While government and business had not invested as much as they should in cybersecurity, he said it was getting better. In the past, companies tended to spend less on security and would then have to spend more to fix the problem after a breach.  “I think the awareness is growing.  The government is placing a lot of emphasis on it – we can see that through a lot of the legislation that is coming out like the Protection of Personal Information Act (POPIA) and the Cybercrimes Act.  We are moving in the right direction, but it’s a slow, complex machine to turn around”, he said.

The impact of cyberattacks on business was clearly illustrated when Transnet declared a force majeure at the country’s ports and container terminals after its systems were hacked in July 2021. In September last year, court systems across the country collapsed after the justice department suffered a ransomware attack on its IT systems.

One of the challenges facing South Africa that Petzer pointed to, was a huge lack of skills in cyber security.  He said: “I think universities need to lower the bar of access for people to become certified in cyber security.  At the moment there aren’t really any formal degrees for cyber security.  Usually, people would have to study for a full engineering degree or an IT degree and then they would have to specialise in cyber security by obtaining additional certifications and experience.  At the moment it takes up to eight to ten years to become a skilled cyber security professional, but at the same time technology and threats are evolving rapidly.”

Outlining the CSIR’s work in the field, he explained that his section fell under the Defence and Security Cluster and they focused on cyber security across the entire spectrum which included training and awareness, skills developments, as well as the development of policies and what to do in specific situation, for instance if someone’s personal information is leaked.

Petzer said they also test systems to identify weaknesses and then make changes to counter this.  These are the white hat hackers – as opposed to the black hat hackers, who access systems illegally with malicious intent.  The CSIR’s team also innovate and develop local solutions and security layers to monitor networks and pick up attacks as they occur.
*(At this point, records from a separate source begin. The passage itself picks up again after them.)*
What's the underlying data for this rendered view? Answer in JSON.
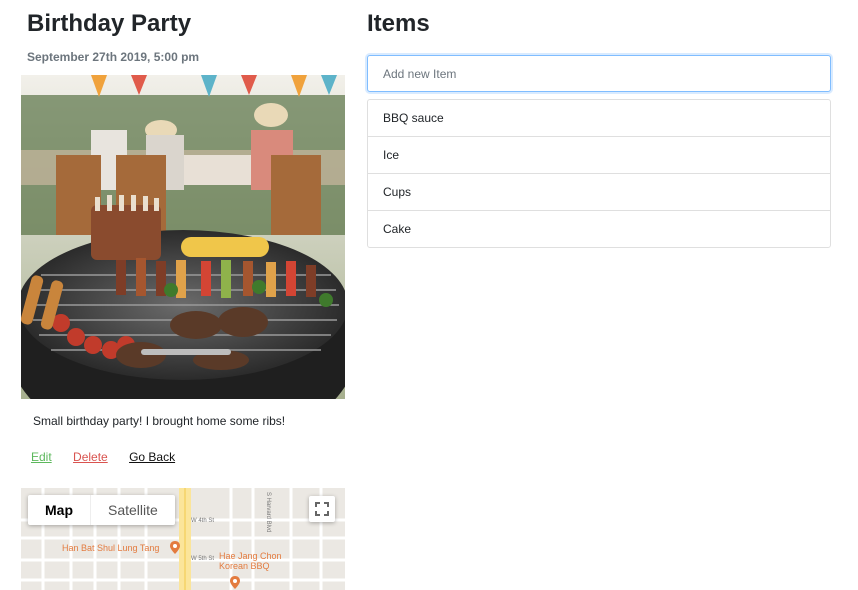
{
  "event": {
    "title": "Birthday Party",
    "date": "September 27th 2019, 5:00 pm",
    "description": "Small birthday party! I brought home some ribs!"
  },
  "actions": {
    "edit": "Edit",
    "delete": "Delete",
    "back": "Go Back"
  },
  "map": {
    "map_label": "Map",
    "satellite_label": "Satellite",
    "place1": "Han Bat Shul Lung Tang",
    "place2_line1": "Hae Jang Chon",
    "place2_line2": "Korean BBQ",
    "street1": "W 4th St",
    "street2": "W 5th St",
    "street3": "S Harvard Blvd",
    "place_color": "#e37b3f"
  },
  "items": {
    "title": "Items",
    "placeholder": "Add new Item",
    "list": [
      {
        "label": "BBQ sauce"
      },
      {
        "label": "Ice"
      },
      {
        "label": "Cups"
      },
      {
        "label": "Cake"
      }
    ]
  }
}
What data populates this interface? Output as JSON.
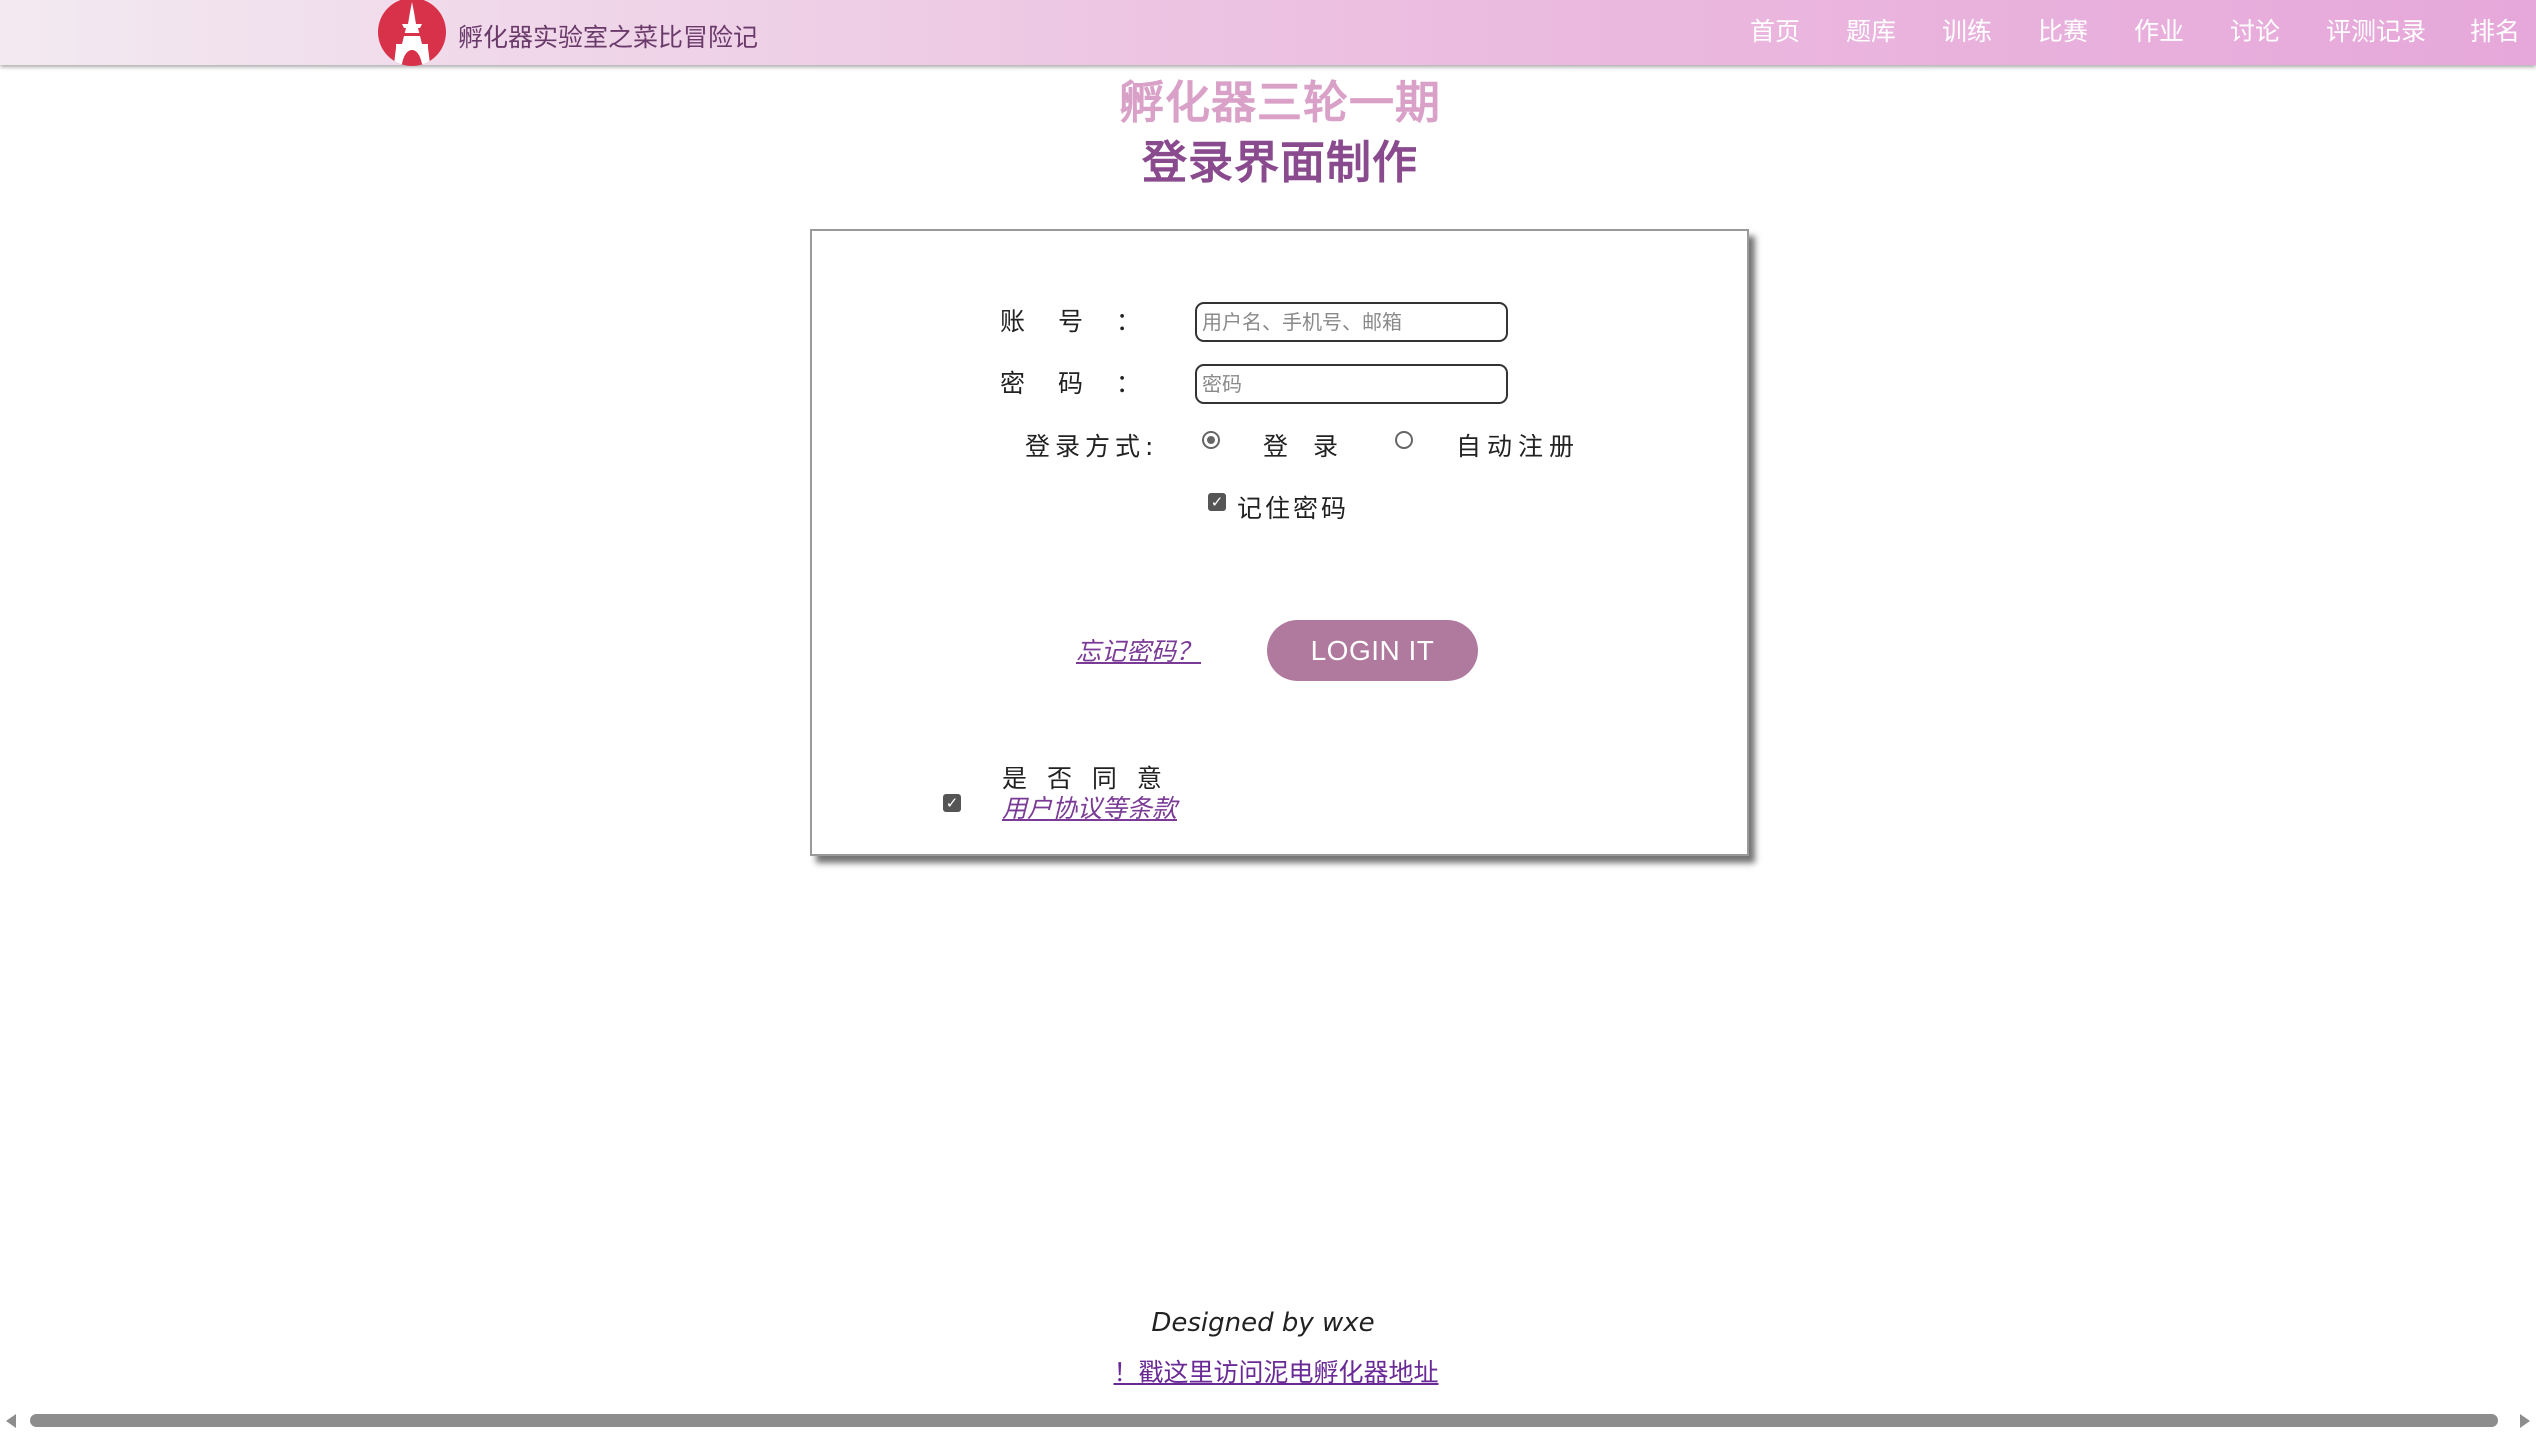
{
  "header": {
    "brand": "孵化器实验室之菜比冒险记",
    "nav": [
      "首页",
      "题库",
      "训练",
      "比赛",
      "作业",
      "讨论",
      "评测记录",
      "排名"
    ]
  },
  "heading": {
    "line1": "孵化器三轮一期",
    "line2": "登录界面制作"
  },
  "form": {
    "account_label": "账　 号　 ：",
    "account_placeholder": "用户名、手机号、邮箱",
    "password_label": "密　 码　 ：",
    "password_placeholder": "密码",
    "login_method_label": "登录方式:",
    "radio_login": "登　录",
    "radio_auto_register": "自动注册",
    "radio_selected": "login",
    "remember_label": "记住密码",
    "remember_checked": true,
    "forgot_link": "忘记密码？",
    "login_button": "LOGIN IT",
    "agree_label": "是 否 同 意",
    "terms_link": "用户协议等条款",
    "agree_checked": true
  },
  "footer": {
    "designed_by": "Designed by wxe",
    "visit_link": "！戳这里访问泥电孵化器地址"
  },
  "colors": {
    "accent": "#b07a9e",
    "heading_light": "#d9a0c8",
    "heading_dark": "#8a4a8e",
    "logo": "#d8314a"
  }
}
Often, he said attacks are only detected long after the breaches have taken place.

South Africa is ranked among the top ten countries in the world that reported the most cybercrimes to the US Federal Bureau of Investigation in 2020 and 2021.  Research by the global cybersecurity company, Kaspersky, indicates that between January and April this year, ransomware attacks in South Africa doubled compared to the same period last year.

According to a Forbes article, in 2021 the average number of cyberattacks and data breaches across the world increased by 15.1 percent from the previous year.

Looking ahead to the future challenges facing the country, Petzer said each generation experienced different challenges and tended to be vulnerable to different tactics as the understood and interacted with technologies differently. He noted: “Millennials and Generation Zs tend to fall for sextortion scams.  (The US-based Pew Research Center has defined Millennials as those born between 1981 and 1997 and Gen zs as those born between 1997 and 2015). They are more comfortable sending intimate pictures of themselves.  The challenges to be faced by the generation after that, who knows?”